O Papa encerrou a Assembleia Sinodal (26.10) e, na sua intervenção, fez uma síntese do documento final e, sobretudo, do caminho a fazer. Começou por dizer que não será publicada nenhuma Exortação Apostólica, ou seja, o documento final é assumido como texto do Magistério e será aplicado assim. O Papa reconhece que o caminho sinodal realizado foi importante e tem que ser valorizado. Lembrou que Cristo nos chama a ser testemunhas do Evangelho mais com a vida do que com palavras. Há que abrir portas sem levantar muros. É preciso reconhecer que todos somos necessitados de misericórdia e, por essa razão, não podemos ser rígidos. A rigidez é um pecado. Em tempos de guerra, é preciso testemunhar a paz. O Papa divulgou ainda a notícia de que há dez grupos de estudo a trabalhar temas que implicam um aprofundamento. Parece-me bem, pois há que continuar a amadurecer os frutos desta árvore sinodal e tal exige tempo, reflexão, oração. De qualquer modo, registei com agrado a promessa do Papa não adiar infinitamente as decisões corajosas que é preciso tomar. Por isso aguardo, aguardo.

O Papa cita Madeleine Delbrel, poetisa, mística e ensaísta francesa, proclamada Venerável em 2018, que nos deixou 17 tomos de escritos com as suas obras. Ela escreveu: ‘há lugares onde o Espírito sopra, mas há um Espírito que sopra em todos os lugares’.

Olhemos o Documento Final. Destaco a inspiração em textos de Páscoa e um apelo muito forte à conversão. ‘Conversão’ das relações, dos processos e dos vínculos. Destaco o maior protagonismo dos leigos, particularmente das Mulheres na vida e na missão da Igreja, a todos os níveis. Destaco a importância dada a uma melhor articulação dos processos de decisão, o que implica coisas complicadas como a transparência, a prestação de contas e a avaliação. Destaco ainda a obrigação dos Dicastérios Romanos fazer amplas consultas antes de publicarem documentos importantes. Destaco a abertura e a misericórdia como imagens de marca da Igreja para ‘’todos, todos, todos’. O Papa continua a insistir na opção pelos mais pobres, o que implica a atenção aos mais frágeis. Há, por isso, um reforço da cultura da proteção dos menores e adultos vulneráveis. Há uma aposta forte nos valores impressos na doutrina social da Igreja. Destaco a dimensão ecuménica, o diálogo inter-religioso e intercultural, a insistência na importância de documentos como a Laudato si, a Fratelli tutti, o Documento de Abu Dhabi sobre a Fraternidade Humana… Há ainda, enfim, as mudanças pedidas para uma formação mais integral dos futuros padres e outros agentes de pastoral.
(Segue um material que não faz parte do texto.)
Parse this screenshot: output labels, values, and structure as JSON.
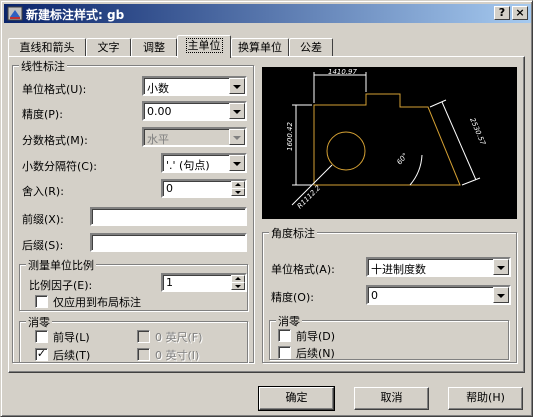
{
  "window": {
    "title": "新建标注样式: gb",
    "help_button": "?",
    "close_button": "×"
  },
  "tabs": [
    {
      "label": "直线和箭头"
    },
    {
      "label": "文字"
    },
    {
      "label": "调整"
    },
    {
      "label": "主单位",
      "active": true
    },
    {
      "label": "换算单位"
    },
    {
      "label": "公差"
    }
  ],
  "linear": {
    "title": "线性标注",
    "unit_format": {
      "label": "单位格式(U):",
      "value": "小数"
    },
    "precision": {
      "label": "精度(P):",
      "value": "0.00"
    },
    "fraction_format": {
      "label": "分数格式(M):",
      "value": "水平"
    },
    "decimal_separator": {
      "label": "小数分隔符(C):",
      "value": "'.' (句点)"
    },
    "round_off": {
      "label": "舍入(R):",
      "value": "0"
    },
    "prefix": {
      "label": "前缀(X):",
      "value": ""
    },
    "suffix": {
      "label": "后缀(S):",
      "value": ""
    }
  },
  "scale": {
    "title": "测量单位比例",
    "factor": {
      "label": "比例因子(E):",
      "value": "1"
    },
    "layout_only": {
      "label": "仅应用到布局标注",
      "checked": false
    }
  },
  "linear_zero": {
    "title": "消零",
    "leading": {
      "label": "前导(L)",
      "checked": false
    },
    "trailing": {
      "label": "后续(T)",
      "checked": true
    },
    "feet": {
      "label": "0 英尺(F)",
      "checked": false
    },
    "inches": {
      "label": "0 英寸(I)",
      "checked": false
    }
  },
  "preview": {
    "dim_top": "1410.97",
    "dim_left": "1600.42",
    "dim_right": "2530.57",
    "dim_angle": "60°",
    "dim_radius": "R1112.2"
  },
  "angular": {
    "title": "角度标注",
    "unit_format": {
      "label": "单位格式(A):",
      "value": "十进制度数"
    },
    "precision": {
      "label": "精度(O):",
      "value": "0"
    }
  },
  "angular_zero": {
    "title": "消零",
    "leading": {
      "label": "前导(D)",
      "checked": false
    },
    "trailing": {
      "label": "后续(N)",
      "checked": false
    }
  },
  "buttons": {
    "ok": "确定",
    "cancel": "取消",
    "help": "帮助(H)"
  },
  "colors": {
    "titlebar_start": "#0a246a",
    "titlebar_end": "#a6caf0",
    "preview_bg": "#000000",
    "preview_geometry": "#d4a033",
    "preview_dims": "#ffffff"
  }
}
Tudo isto joga a favor de uma Igreja sinodal missionária.

Abre-se um tempo de profundas mudanças. E acho que, após este Sínodo, há boas condições para que a Igreja seja mais feliz e mais aberta, acolhedora, fraterna, solidária, comprometida com o anúncio do Evangelho, sabendo nós que a missão constrói ou ajuda a construir uma nova humanidade. Espero uma Igreja mais sinodal, ou seja, em que as decisões são ponderadas por todos, em que o diálogo é a palavra-chave, a par da conversão (conversão das relações, dos processos, dos vínculos), uma Igreja com um rosto mais feminino e mais laical, um presbiterado com uma formação mais aberta e um rosto mais plural, uma Igreja mais credível, porque mais segura, uma Igreja mais comprometida na busca da paz e da fraternidade, através do diálogo, da oração, da reconciliação pela justiça, pela partilha solidária. Finalmente, eu quero uma Igreja mais plural, uma Igreja que capitaliza a riqueza da diversidade de pessoas, povos e culturas que a compõem, por isso, uma Igreja mais missionária.
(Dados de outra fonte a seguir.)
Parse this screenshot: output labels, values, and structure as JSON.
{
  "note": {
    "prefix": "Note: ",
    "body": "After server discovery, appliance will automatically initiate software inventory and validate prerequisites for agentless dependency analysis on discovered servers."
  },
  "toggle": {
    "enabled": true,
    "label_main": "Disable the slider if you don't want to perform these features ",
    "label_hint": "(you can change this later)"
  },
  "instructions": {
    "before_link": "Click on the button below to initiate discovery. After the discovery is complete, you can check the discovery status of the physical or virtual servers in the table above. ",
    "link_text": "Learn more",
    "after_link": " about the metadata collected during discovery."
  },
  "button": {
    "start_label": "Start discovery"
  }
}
O meu balanço final da caminhada eclesial feita até agora é muito positivo, pois valorizou as dinâmicas sinodais da conversação no Espírito, da escuta e discernimento dos caminhos decisivos para o presente e o futuro da Igreja. Não se quer construir uma Igreja de eventos, mas sobretudo uma Igreja de processos. Eu acho que houve sensibilidade e bom senso ao evitar fraturas precoces e isso nota-se no facto dos temas mais fraturantes continuarem a ser aprofundados em comissões especializadas.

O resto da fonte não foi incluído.